На первом этаже кроме столовой размещался небольшой кинозал, а также зимний бассейн – 14 метров, три дорожки, здесь Леонид Ильич плавал каждое утро. Температуру воды держали 27–28°, а когда Брежнев постарел – 30°. Внизу располагались и комнаты для обслуживающего персонала, кухня, подсобные помещения.

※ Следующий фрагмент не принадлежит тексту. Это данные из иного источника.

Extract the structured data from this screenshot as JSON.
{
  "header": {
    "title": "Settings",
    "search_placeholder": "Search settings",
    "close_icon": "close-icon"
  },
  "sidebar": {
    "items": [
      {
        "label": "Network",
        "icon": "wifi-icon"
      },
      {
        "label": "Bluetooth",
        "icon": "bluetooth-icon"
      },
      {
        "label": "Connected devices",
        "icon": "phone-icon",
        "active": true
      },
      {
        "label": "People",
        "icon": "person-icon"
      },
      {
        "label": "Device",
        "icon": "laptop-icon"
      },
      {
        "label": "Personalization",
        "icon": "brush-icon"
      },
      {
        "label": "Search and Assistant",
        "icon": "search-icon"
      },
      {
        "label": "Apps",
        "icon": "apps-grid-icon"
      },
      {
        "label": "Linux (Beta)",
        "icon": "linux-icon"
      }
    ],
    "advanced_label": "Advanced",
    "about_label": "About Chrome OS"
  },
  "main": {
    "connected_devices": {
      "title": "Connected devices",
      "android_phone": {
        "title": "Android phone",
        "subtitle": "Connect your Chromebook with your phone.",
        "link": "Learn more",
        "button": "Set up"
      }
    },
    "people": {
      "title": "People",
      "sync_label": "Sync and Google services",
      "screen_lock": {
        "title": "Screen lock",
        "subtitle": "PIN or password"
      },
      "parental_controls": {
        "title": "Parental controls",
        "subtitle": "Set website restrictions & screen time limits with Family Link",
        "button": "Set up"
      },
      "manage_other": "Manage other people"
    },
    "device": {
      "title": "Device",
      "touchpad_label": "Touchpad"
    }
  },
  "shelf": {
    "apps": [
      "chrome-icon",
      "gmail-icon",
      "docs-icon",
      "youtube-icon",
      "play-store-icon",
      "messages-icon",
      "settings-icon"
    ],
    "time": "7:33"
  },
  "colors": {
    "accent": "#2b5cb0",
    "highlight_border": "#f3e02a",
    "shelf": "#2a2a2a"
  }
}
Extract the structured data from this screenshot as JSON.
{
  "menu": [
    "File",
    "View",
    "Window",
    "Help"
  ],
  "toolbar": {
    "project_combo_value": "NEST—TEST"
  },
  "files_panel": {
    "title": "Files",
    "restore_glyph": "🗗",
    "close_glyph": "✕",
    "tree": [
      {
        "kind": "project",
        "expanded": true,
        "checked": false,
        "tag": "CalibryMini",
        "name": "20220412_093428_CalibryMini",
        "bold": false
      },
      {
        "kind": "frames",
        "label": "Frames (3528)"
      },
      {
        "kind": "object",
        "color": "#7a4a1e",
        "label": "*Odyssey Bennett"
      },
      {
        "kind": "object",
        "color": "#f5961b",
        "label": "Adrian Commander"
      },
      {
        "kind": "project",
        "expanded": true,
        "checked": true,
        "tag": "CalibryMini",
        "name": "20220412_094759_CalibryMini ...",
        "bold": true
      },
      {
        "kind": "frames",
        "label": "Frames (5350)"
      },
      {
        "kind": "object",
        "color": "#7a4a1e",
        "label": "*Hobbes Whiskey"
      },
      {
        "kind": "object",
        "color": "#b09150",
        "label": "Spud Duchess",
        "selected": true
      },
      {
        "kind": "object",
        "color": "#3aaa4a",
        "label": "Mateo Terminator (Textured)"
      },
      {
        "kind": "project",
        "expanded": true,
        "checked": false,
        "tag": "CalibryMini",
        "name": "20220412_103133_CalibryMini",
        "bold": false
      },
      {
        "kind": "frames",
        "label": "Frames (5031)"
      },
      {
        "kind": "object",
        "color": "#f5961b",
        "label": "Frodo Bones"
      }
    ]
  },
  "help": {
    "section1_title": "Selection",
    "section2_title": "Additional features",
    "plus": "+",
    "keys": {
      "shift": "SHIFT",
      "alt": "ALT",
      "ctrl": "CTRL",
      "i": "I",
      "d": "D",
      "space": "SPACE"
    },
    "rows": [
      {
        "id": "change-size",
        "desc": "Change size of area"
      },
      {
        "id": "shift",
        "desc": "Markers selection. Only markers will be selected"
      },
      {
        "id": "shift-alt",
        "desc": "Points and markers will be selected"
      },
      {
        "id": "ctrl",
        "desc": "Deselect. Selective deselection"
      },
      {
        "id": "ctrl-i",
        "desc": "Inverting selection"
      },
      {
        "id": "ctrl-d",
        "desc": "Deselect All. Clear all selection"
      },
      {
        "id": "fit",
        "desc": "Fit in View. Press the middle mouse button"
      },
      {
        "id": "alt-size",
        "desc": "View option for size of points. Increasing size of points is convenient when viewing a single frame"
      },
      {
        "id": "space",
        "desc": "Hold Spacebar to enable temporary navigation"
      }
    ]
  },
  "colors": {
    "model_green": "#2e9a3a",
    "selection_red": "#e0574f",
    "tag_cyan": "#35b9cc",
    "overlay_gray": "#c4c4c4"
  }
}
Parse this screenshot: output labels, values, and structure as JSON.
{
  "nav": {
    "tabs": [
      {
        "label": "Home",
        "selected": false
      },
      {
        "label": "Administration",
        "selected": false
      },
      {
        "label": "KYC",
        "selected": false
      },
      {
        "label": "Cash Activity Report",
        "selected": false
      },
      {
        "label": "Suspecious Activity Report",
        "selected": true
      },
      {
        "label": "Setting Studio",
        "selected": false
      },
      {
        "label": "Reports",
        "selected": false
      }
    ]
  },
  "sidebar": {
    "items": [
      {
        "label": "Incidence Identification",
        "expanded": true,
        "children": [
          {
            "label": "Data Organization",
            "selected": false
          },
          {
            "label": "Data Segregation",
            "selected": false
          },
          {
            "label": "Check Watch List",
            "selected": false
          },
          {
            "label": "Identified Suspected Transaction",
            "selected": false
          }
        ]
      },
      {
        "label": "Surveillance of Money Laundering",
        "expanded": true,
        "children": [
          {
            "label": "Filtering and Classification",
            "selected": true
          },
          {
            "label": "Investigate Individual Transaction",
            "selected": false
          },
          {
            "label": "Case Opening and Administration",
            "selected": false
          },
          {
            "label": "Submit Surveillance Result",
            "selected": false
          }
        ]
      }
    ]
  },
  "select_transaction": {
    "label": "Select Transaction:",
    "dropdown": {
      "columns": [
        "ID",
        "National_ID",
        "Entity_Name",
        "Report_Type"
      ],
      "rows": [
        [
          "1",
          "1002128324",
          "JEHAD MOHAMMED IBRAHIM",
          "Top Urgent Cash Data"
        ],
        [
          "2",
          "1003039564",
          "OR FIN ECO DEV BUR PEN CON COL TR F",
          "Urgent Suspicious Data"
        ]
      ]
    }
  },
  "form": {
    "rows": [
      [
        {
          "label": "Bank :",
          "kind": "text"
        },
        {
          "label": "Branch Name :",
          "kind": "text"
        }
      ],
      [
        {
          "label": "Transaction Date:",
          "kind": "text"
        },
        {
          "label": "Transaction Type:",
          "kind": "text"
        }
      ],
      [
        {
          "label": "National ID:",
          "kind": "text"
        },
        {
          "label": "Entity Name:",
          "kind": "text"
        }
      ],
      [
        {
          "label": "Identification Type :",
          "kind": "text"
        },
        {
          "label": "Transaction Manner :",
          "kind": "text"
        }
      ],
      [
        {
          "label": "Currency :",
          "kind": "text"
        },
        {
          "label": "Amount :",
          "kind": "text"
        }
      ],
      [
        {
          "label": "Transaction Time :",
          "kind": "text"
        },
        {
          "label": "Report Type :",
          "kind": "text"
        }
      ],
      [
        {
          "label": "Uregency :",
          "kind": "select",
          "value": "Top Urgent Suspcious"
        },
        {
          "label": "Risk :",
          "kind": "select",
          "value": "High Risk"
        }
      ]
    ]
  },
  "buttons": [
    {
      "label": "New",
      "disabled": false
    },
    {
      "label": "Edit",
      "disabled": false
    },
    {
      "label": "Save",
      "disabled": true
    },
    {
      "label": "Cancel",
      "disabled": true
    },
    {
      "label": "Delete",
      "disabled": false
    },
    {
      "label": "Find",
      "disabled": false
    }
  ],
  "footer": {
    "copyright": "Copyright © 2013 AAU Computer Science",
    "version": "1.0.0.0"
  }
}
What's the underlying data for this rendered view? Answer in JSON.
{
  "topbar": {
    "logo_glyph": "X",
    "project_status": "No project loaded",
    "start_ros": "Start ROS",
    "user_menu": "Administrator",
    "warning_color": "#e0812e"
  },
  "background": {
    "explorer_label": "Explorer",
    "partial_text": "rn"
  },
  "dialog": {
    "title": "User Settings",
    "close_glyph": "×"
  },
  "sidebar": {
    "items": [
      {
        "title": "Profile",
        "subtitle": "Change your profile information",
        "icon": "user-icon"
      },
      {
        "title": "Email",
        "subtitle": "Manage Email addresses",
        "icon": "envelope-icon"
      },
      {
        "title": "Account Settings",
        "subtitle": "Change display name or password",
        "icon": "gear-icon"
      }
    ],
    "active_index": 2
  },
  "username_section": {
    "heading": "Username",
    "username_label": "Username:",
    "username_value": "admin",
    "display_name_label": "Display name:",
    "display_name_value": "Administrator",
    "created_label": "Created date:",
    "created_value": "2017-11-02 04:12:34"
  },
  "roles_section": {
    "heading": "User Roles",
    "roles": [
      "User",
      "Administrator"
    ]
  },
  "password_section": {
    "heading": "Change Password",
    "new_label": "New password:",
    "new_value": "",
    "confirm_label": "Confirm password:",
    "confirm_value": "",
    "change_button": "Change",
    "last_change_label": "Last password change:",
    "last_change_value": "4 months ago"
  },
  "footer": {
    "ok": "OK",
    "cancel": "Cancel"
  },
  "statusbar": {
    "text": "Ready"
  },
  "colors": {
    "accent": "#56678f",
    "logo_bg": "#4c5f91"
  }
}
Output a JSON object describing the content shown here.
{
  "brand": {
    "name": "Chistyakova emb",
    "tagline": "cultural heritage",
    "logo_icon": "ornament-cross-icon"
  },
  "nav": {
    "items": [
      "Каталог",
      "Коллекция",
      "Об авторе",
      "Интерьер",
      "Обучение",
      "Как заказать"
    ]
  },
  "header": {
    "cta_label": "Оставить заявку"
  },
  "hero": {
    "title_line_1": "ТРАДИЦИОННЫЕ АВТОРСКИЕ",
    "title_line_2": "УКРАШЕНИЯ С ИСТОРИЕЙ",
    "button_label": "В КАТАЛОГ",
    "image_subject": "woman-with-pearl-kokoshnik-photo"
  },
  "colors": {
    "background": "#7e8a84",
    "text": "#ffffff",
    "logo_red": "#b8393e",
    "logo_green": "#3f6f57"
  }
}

У обслуги был отдельный выход на территорию дачи, но им пользовались и Брежневы, а парадные двери открывали, в основном, когда приезжали званые гости, это было не часто.
На втором этаже – спальня его и Виктории Петровны и еще четыре спальные комнаты для детей и внуков. На третьем этаже находился кабинет, в нем Леонид Ильич работал, а также библиотека, на полках которой хранились сигнальные экземпляры многих изданий.
Стоял бильярд, но ни хозяин, ни гости никогда не играли.
Казенность и холодность сооружения еще более подчеркивали одиночество далеко уже не молодой пары, проводившей здесь время по преимуществу вдвоем. Я представляю себе, как странно неуютно смотрелись со стороны мы трое за ужином: большая, просторная столовая, большой, на десять персон, стол, и в торце его, как бы приткнувшись, Леонид Ильич, Виктория Петровна и я.
После вполне семейного ужина я вставал из-за стола: «Спасибо».
Леонид Ильич довольно часто отвечал: «Оставайся, посмотрим «Время»».
С нашей стороны стола стоял «Рубин». В другом конце комнаты – японский телевизор с видеомагнитофоном и набором кассет, но туда Леонид Ильич не подходил, это все было – для детей и внуков. Мы устраивались у «Рубина».
Сидим, смотрим втроем. Когда на экране появлялся он сам, Виктория Петровна оживлялась: «Вот какой ты молодец!» Она ему льстила. Потом, когда он уже начинал шамкать, она иронизировала. В последние годы околотелевизионные разговоры все чаще вертелись вокруг одного и того же. Увидев кого-то из старых зарубежных или наших деятелей, Виктория Петровна говорила: «Смотри, как хорошо выглядит».